Their findings revealed that people who were lower in self-compassion had higher levels of inflammation even before taking the stress test, indicating that these people basically go through life experiencing more stress. People who were low in self-compassion also showed even higher inflammation after the stress test, showing that they react in adverse ways to normal daily life stressors. Over time, their lack of self-compassion could take its toll on their health and even their longevity.
So here’s an easy way to feel happier and be healthier: cut yourself some slack. Forgive yourself, be kind to yourself, and treat yourself with care and compassion.
And now a couple questions for you: How’s your own self-compassion? And, perhaps even more importantly, what’s your go to strategy for managing these stressful times? Share in the comments!
This is one of the hardest things I have learned. At least in my case, this became easier to do as I have grown older. It used to be so important to get "enough" accomplished every day! My father thought reading was a waste of time, my mother would come home and say "is that all you got done?" I internalized this and still have time ignoring those voices. My adult children have been telling me for years that I don't have to jump up every commercial to get something done, but I have such a hard time "doing nothing".
Lately I have begun to seriously question "what is doing nothing?" Age & healthy have had a role in this, I have to take better care of myself and let some things go, as hard as it is. Money is tight for us (as for so many) but I still go for a massage or a facial when I need to take some me time. I am still spending money and time on creating my art. My sister says "why? no one is buying art in this economy". I don't care, I find it brings joy to me when I share my art whether people buy or not.

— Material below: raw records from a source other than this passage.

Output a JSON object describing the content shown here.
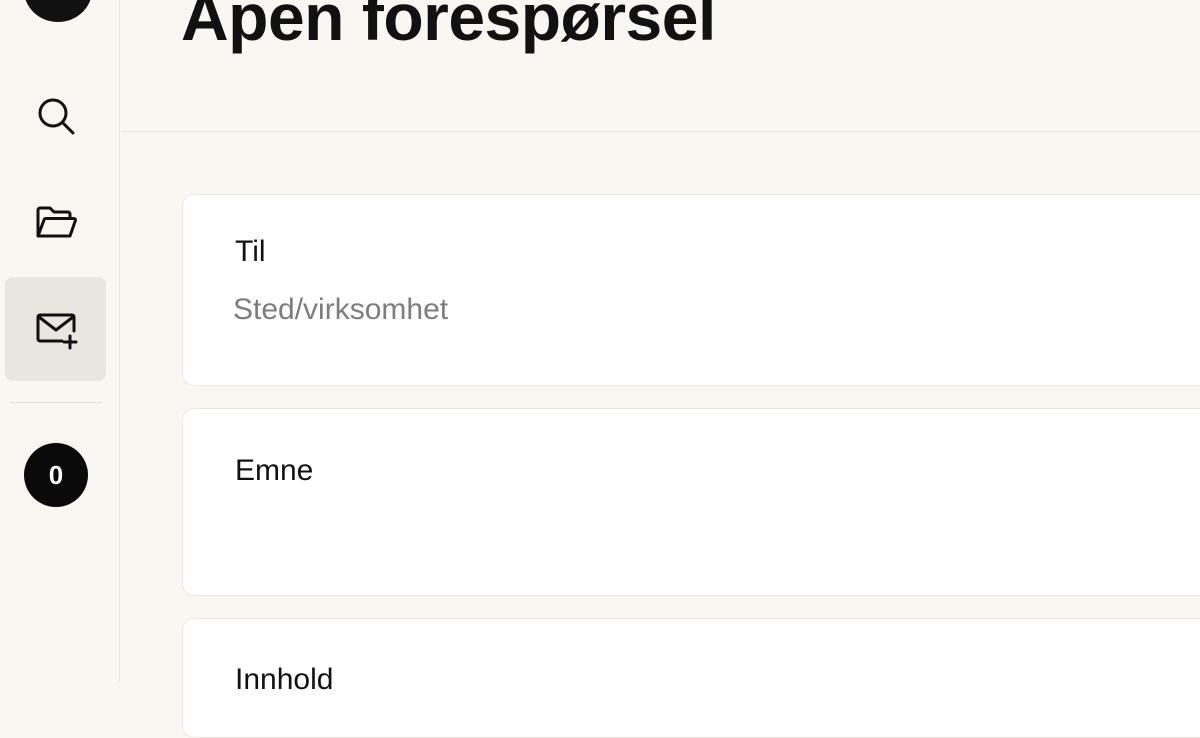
{
  "sidebar": {
    "logo_icon": "logo-circle",
    "items": [
      {
        "name": "search",
        "icon": "search-icon"
      },
      {
        "name": "folder",
        "icon": "folder-open-icon"
      },
      {
        "name": "new-request",
        "icon": "mail-plus-icon",
        "active": true
      }
    ],
    "badge_count": "0"
  },
  "header": {
    "title": "Åpen forespørsel"
  },
  "form": {
    "to": {
      "label": "Til",
      "placeholder": "Sted/virksomhet",
      "value": ""
    },
    "subject": {
      "label": "Emne",
      "value": ""
    },
    "content": {
      "label": "Innhold"
    }
  },
  "colors": {
    "background": "#f9f7f1",
    "card": "#ffffff",
    "active_nav": "#e8e6df",
    "text": "#111111",
    "placeholder": "#7d7d7d"
  }
}
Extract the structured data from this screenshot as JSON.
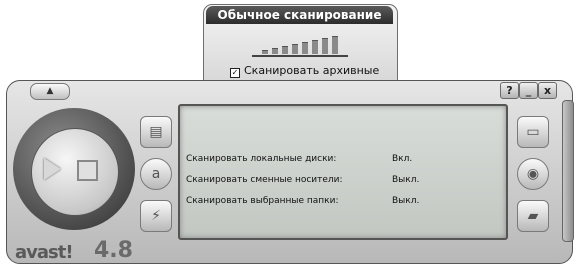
{
  "scan_panel": {
    "title": "Обычное сканирование",
    "level_bars": [
      3,
      5,
      7,
      9,
      11,
      13,
      15,
      17
    ],
    "archive_checkbox": {
      "checked": true,
      "label": "Сканировать архивные"
    }
  },
  "window_buttons": {
    "help": "?",
    "minimize": "_",
    "close": "x"
  },
  "eject_label": "▲",
  "status": {
    "rows": [
      {
        "label": "Сканировать локальные диски:",
        "value": "Вкл."
      },
      {
        "label": "Сканировать сменные носители:",
        "value": "Выкл."
      },
      {
        "label": "Сканировать выбранные папки:",
        "value": "Выкл."
      }
    ]
  },
  "brand": {
    "name": "avast!",
    "version": "4.8"
  },
  "icons": {
    "left": [
      "book-icon",
      "info-icon",
      "lightning-icon"
    ],
    "right": [
      "hard-drive-icon",
      "cd-icon",
      "folder-icon"
    ],
    "play": "play-icon",
    "stop": "stop-icon"
  }
}
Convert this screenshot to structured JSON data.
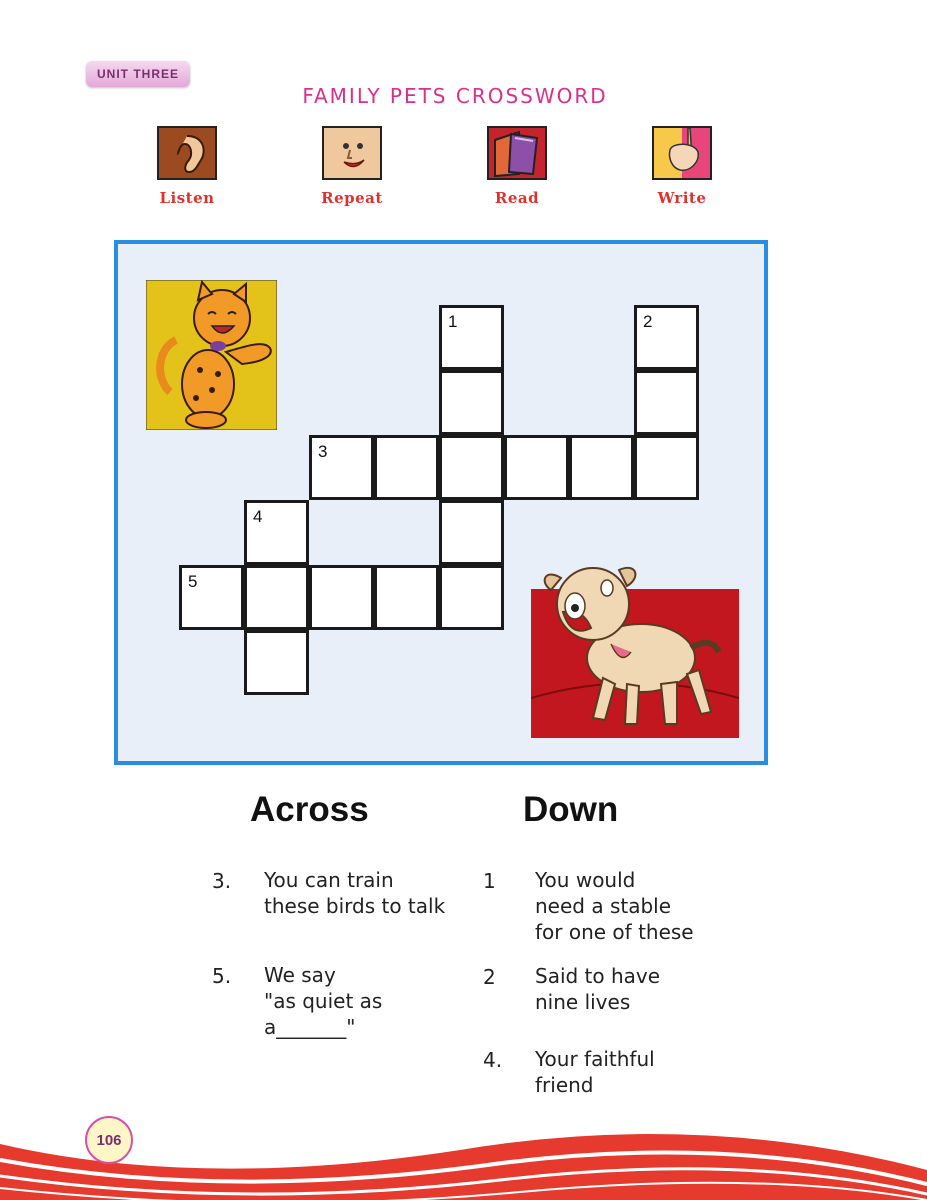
{
  "header": {
    "unit_label": "UNIT THREE",
    "title": "FAMILY PETS CROSSWORD"
  },
  "skills": [
    {
      "label": "Listen",
      "icon": "ear-icon"
    },
    {
      "label": "Repeat",
      "icon": "talking-face-icon"
    },
    {
      "label": "Read",
      "icon": "book-icon"
    },
    {
      "label": "Write",
      "icon": "hand-pencil-icon"
    }
  ],
  "crossword": {
    "numbers": [
      "1",
      "2",
      "3",
      "4",
      "5"
    ],
    "illustrations": [
      "cat-illustration",
      "dog-illustration"
    ]
  },
  "clues": {
    "across_heading": "Across",
    "down_heading": "Down",
    "across": [
      {
        "num": "3.",
        "text": "You can train\nthese birds to talk"
      },
      {
        "num": "5.",
        "text": "We say\n\"as quiet as\na_______\""
      }
    ],
    "down": [
      {
        "num": "1",
        "text": "You would\nneed a stable\nfor one of these"
      },
      {
        "num": "2",
        "text": "Said to have\nnine lives"
      },
      {
        "num": "4.",
        "text": "Your faithful\nfriend"
      }
    ]
  },
  "footer": {
    "page_number": "106"
  },
  "colors": {
    "accent_pink": "#d92f8f",
    "skill_red": "#e0312e",
    "frame_blue": "#2a8ee0",
    "wave_red": "#e63a2f"
  }
}
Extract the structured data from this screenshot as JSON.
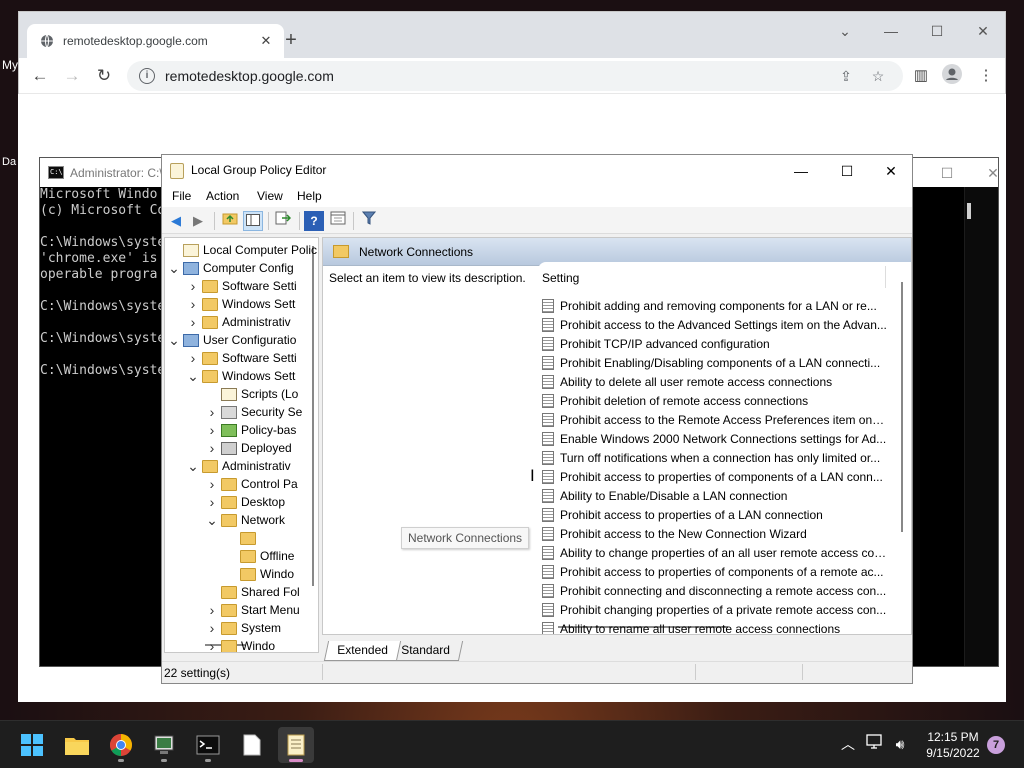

When someone delights in learning about the process it doesn't matter if they buy or not, learning, sharing are never a waste of time. Spending time outside, reading, or resting (in spite of the fact the yard needs work) is not a waste of time! Art is not a waste of time! Anything that brings joy or respite to anyone (myself included) is not a waste of time!! Instead, it is time well spent.
How’s your own self-compassion? I ebb and flow. Some days, self-compassion comes easy to me, and other days, not so much. But when I become aware of the opportunity to express an act of kindness to myself via self-compassion, the tender gentleness ALWAYS shifts my experience to that of something lighter and more manageable.
What’s your go to strategy for managing these stressful times? Meditation. A LOT of meditation. These days, I've gone from meditating just once in the morning before I get my day started to meditating three times a day. It has definitely helped to keep me connected with mindfulness and presence instead of zipping off to the future or past.